Somehow these two activities became inter-twinned and now we have what could describe as a bubbling controversy centring on the PGA Tour’s “conflicting events release”.
As the name implies, this is a release granted to PGA Tour members who want to play in events that conflict with PGA Tour events. This week several PGA Tour players asked for, and received, a release to go and play in Abu Dhabi, most notably Kenny Perry and Anthony Kim.
So far, so what. Except some people appear to have got it into their head that one reason the Bob Hope Classic is such an awful event is that the Abu Dhabi golf championship is a good one; or at least good enough (and, let’s face it, lucrative enough) to attract eight of the world’s top 14 players.
In particular the presence in the Middle East of Anthony Kim ,who spent some of his formative years in Palm Springs appears to irked some, or at least irked Scott McCarron, who happens to be a member of the PGA Tour Players Advisory Council (which is a bit like a trade union, except the members do everything the bosses tell them to do).
McCarron let rip to Golfdigest.com:
The tour does not have to give the conflicting events release. It’s up to (Tim) Finchem (PGA Tour commissioner). He can do that. He can say, ‘Anthony Kim, you can’t go to Abu Dhabi. You’ve got to play here. Sorry.’ For tournaments like the Bob Hope, when you have guys like Anthony Kim and some other guys, especially with local ties, he should be here at the Bob Hope.
“We’re at the start of the season, we need sponsorship, we need everybody playing here. And I mean everybody. For me, being on the PAC, I would say, ‘Mr. Finchem, don’t let any guys out, at least the first couple weeks.'”
The New York Times also notes that the tournament director of the Hope event, Michael Milthorpe would “like to see the tour do a moratorium on them (conflicting event releases), until things pick up”.
Clearly, self-awareness is not on the high school syllabus in Palm Springs, otherwise those running the Bob Hope Classic might have worked out their problem is not that a handful of players have chosen to play on the European Tour but that, in the Bob Hope Classic, they are running a tournament that is deeply unattractive to players, celebrities, spectators and television viewers.
As for McCarron – does he really think the 2010 Bob Hope Classic is a disaster because Anthony Kim isn’t around?
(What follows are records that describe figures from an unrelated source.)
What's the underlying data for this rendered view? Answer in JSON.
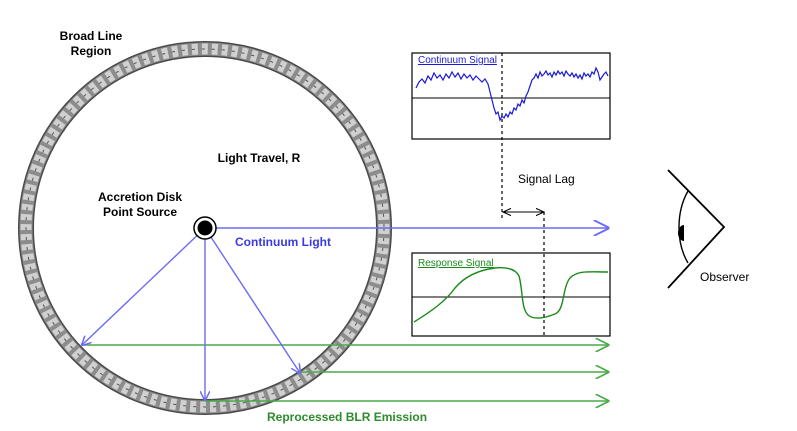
{
  "labels": {
    "blr_line1": "Broad Line",
    "blr_line2": "Region",
    "light_travel": "Light Travel, R",
    "disk_line1": "Accretion Disk",
    "disk_line2": "Point Source",
    "continuum_light": "Continuum Light",
    "signal_lag": "Signal Lag",
    "observer": "Observer",
    "reprocessed": "Reprocessed BLR Emission"
  },
  "panels": {
    "continuum": {
      "title": "Continuum Signal"
    },
    "response": {
      "title": "Response Signal"
    }
  },
  "colors": {
    "continuum": "#6b6bf5",
    "continuum_signal": "#1a1ad6",
    "reprocessed": "#4aaa4a",
    "response_signal": "#1a8a1a",
    "ring": "#8c8c8c",
    "ink": "#000000"
  }
}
And, in any case, why pick on Kim? I might be wrong but I don’t remember Scott McCarron, or anyone else on the PGA Tour for that matter, complaining when Tiger Woods ventured off around the world in years past to Hoover up appearance fees.
Then there is wider issue of events like this week’s in Abu Dhabi tempting American players with their filthy lucre, sowing the seeds of disloyalty and discontent. Clearly, there are some on the PGA Tour who are concerned this is what is happening. If so, they should console themselves with the fact that at least their financial well-being isn’t tied to the fate of the European or Japanese tours, both of which in recent months have been forced to watch as the PGA Tour did everything in its power to tempt Rory McIlroy and Ryo Ishikawa to play full-time in the States.
McIlroy succumbed to the temptation and has decided to take up PGA Tour. Ishikawa declined. Perhaps the young Japanese star was worried he would be forced to play in the Bob Hope Classic as part of some cruel PGA Tour initiation ritual.